Карданов, согнувшись в три погибели, тоже начал слезать с печки. Им с дедом предстояло отнести в лес выстиранные Ольгой холстины для перевязки раненых. Заодно они хотели приладить к дверям петли, которые открутили от дверей ненужного теперь без козы сарая.
— Ромка! — в сердцах позвал внука Александр Федорович. — Иди мерь лапоть. Последний раз, будешь носить, какой получится…
В хату ворвался Вадим. Глаза у него больше самой большой миски…
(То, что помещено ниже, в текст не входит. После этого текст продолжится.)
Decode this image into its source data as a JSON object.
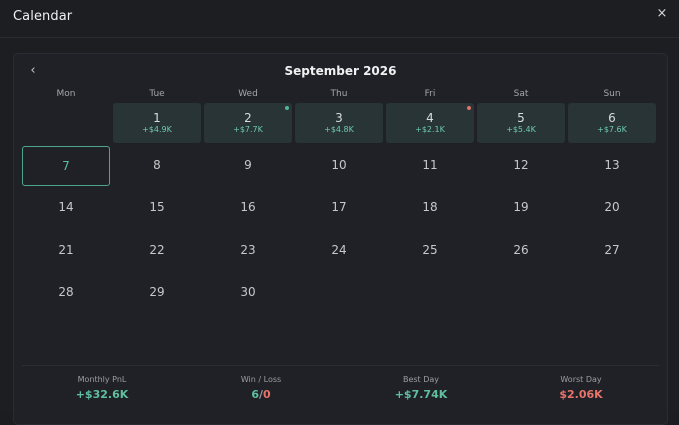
{
  "dialog": {
    "title": "Calendar",
    "close_label": "×"
  },
  "calendar": {
    "prev_label": "‹",
    "month_label": "September 2026",
    "weekdays": [
      "Mon",
      "Tue",
      "Wed",
      "Thu",
      "Fri",
      "Sat",
      "Sun"
    ],
    "today": 7,
    "days": [
      {
        "day": "1",
        "pnl": "+$4.9K"
      },
      {
        "day": "2",
        "pnl": "+$7.7K",
        "dot": "#4fb592"
      },
      {
        "day": "3",
        "pnl": "+$4.8K"
      },
      {
        "day": "4",
        "pnl": "+$2.1K",
        "dot": "#e0716b"
      },
      {
        "day": "5",
        "pnl": "+$5.4K"
      },
      {
        "day": "6",
        "pnl": "+$7.6K"
      },
      {
        "day": "7"
      },
      {
        "day": "8"
      },
      {
        "day": "9"
      },
      {
        "day": "10"
      },
      {
        "day": "11"
      },
      {
        "day": "12"
      },
      {
        "day": "13"
      },
      {
        "day": "14"
      },
      {
        "day": "15"
      },
      {
        "day": "16"
      },
      {
        "day": "17"
      },
      {
        "day": "18"
      },
      {
        "day": "19"
      },
      {
        "day": "20"
      },
      {
        "day": "21"
      },
      {
        "day": "22"
      },
      {
        "day": "23"
      },
      {
        "day": "24"
      },
      {
        "day": "25"
      },
      {
        "day": "26"
      },
      {
        "day": "27"
      },
      {
        "day": "28"
      },
      {
        "day": "29"
      },
      {
        "day": "30"
      }
    ],
    "first_weekday_index": 1
  },
  "summary": {
    "monthly_pnl": {
      "label": "Monthly PnL",
      "value": "+$32.6K"
    },
    "win_loss": {
      "label": "Win / Loss",
      "wins": "6",
      "separator": "/",
      "losses": "0"
    },
    "best_day": {
      "label": "Best Day",
      "value": "+$7.74K"
    },
    "worst_day": {
      "label": "Worst Day",
      "value": "$2.06K"
    }
  },
  "colors": {
    "positive": "#5fbf9f",
    "negative": "#e8736b",
    "pnl_cell": "#283436"
  }
}
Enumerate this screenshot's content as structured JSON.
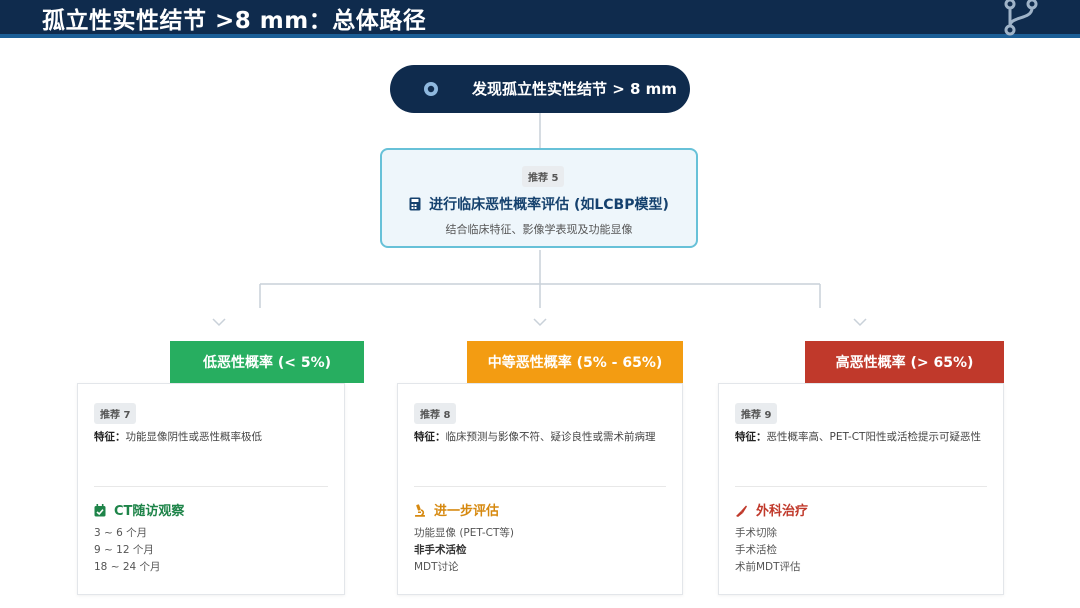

— Пап, слышите вы тут что-нибудь? Летает… — Вадим повел ухом и скосил глаза на дверь.
— Кто летает? Слепень? — Карданов уже слез с печки и поправлял на чреслах перевернутые брюки.
— Аэроплан какой-то летит… Над самым лесом что-то вынюхивает.
— А тут и дураку ясно, что он вынюхивает, — дед, натягивал Ромке на ногу явно тесный лапоть. — Фрицы партизан шукают…
Все, кроме Керена, выбежали во двор. Вдали, над притихшим лесом, делая широкий разворот, двигался необычный самолет. Какой-то несуразный — длинный, неопределенной формы, прижавшийся крыльями почти к самым верхушкам деревьев. И впрямь, как будто чего-то вынюхивал. Карданов с одного взгляда определил: «Разведчик, укуси его муха!»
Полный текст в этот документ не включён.